La riflessione imposta dalla “apocalisse che abbiamo passato”, spiega Franceschini, ci ha spronato “a riflettere sull'attuale modello di sviluppo, a immaginare una riprogettazione degli spazi urbani e di quelli domestici, a riannodare i fili del solidarismo e del legami comunitari, a rivedere il nostro rapporto con le risorse naturali e l'equilibrio del pianeta, a lavorare per uno sviluppo che sia sostenibile” (p. 168). Negli ultimi mesi di questa tormentata legislatura, è difficile che questo slancio insieme ideale e realistico riesca a concretizzarsi in una coerente e incisiva pratica politica e amministrativa. Le buone intenzioni resteranno tali.

 

Poi – o forse prima di tutto – c'è il nodo del lavoro, che la pandemia ha fatto esplodere. Di fronte alle circa 80.000 richieste di ristori nel settore dello spettacolo, lo stesso ministro ha ammesso – nel marzo 2021, incontrando gli occupanti del Globe Theatre a Roma – che per la prima volta la pubblica amministrazione ha avuto l'opportunità (o ha sentito la necessità) di censire il settore, "per avere una mappa precisa dei lavoratori intermittenti”. Il Rapporto BES 2021 denuncia che in Italia “l'occupazione culturale e creativa è stata colpita dalla crisi da Covid-19 già nel 2020, e non mostra segni di ripresa nel 2021”. Secondo il BES, alla fine del secondo anno di crisi pandemica gli occupati del settore sarebbero 55.000 in meno, con una perdita relativa del -6,7% tra il 2019 e il 2021, più che doppia rispetto alla contrazione del complesso degli occupati (-2,4%). Secondo i dati che l'Osservatorio dell'INPS ha diffuso nel marzo 2021, dopo il Covid ci sarebbero addirittura 70.000 in meno i lavoratori dello spettacolo, con una retribuzione media annua calata a 10.492 euro e un numero medio annuo di giornate retribuite sceso a 91. Già la divergenza di questi dati rende conto di una scarsa conoscenza del settore e della mancanza di dati affidabili.

 

Nel maggio 2021 è arrivata una prima mini-riforma del welfare dello spettacolo, collegata al Decreto Sostegni-bis, e giacciono oggi in Parlamento diversi disegni di legge sul tema. 

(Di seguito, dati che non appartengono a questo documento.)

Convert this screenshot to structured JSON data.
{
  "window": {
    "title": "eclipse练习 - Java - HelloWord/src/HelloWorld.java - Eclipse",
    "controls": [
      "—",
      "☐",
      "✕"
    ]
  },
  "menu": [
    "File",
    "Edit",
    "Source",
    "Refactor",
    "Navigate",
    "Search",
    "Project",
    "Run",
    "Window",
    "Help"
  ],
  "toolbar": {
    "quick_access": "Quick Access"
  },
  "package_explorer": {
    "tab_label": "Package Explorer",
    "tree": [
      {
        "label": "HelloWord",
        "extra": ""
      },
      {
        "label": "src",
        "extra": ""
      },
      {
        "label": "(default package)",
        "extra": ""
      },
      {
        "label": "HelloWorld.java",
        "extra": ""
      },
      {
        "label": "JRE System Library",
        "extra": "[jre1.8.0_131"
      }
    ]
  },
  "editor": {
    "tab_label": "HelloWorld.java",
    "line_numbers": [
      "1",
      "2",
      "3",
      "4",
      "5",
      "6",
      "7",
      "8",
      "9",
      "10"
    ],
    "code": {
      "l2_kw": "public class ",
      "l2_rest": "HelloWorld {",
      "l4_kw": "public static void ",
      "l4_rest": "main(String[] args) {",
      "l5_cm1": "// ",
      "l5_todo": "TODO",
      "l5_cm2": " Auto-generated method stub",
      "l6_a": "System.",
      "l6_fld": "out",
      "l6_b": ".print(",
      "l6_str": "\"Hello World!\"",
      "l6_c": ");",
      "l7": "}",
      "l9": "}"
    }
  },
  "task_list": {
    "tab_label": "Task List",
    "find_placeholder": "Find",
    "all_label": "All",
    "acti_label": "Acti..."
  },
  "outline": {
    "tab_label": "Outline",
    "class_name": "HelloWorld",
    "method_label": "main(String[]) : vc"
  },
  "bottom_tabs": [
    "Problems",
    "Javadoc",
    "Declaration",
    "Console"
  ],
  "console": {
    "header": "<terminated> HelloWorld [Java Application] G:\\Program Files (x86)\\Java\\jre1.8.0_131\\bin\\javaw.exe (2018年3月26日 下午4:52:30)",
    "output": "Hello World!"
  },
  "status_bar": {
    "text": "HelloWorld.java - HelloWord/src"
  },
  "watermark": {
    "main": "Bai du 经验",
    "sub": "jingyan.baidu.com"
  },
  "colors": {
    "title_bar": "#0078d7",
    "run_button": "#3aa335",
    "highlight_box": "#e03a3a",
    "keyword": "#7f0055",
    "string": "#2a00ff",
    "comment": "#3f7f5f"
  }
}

Forse una cosa il ministro può farla nei prossimi mesi, se vuole iniziare a concretizzare gli obiettivi del suo pamphlet: dare dignità al lavoro culturale, riconoscendo le sue professionalità, le sue specificità e i suoi valori, che si nutrono soprattutto di spirito critico. Così dimostrerebbe davvero che con la cultura si può mangiare. Togliendo il punto interrogativo.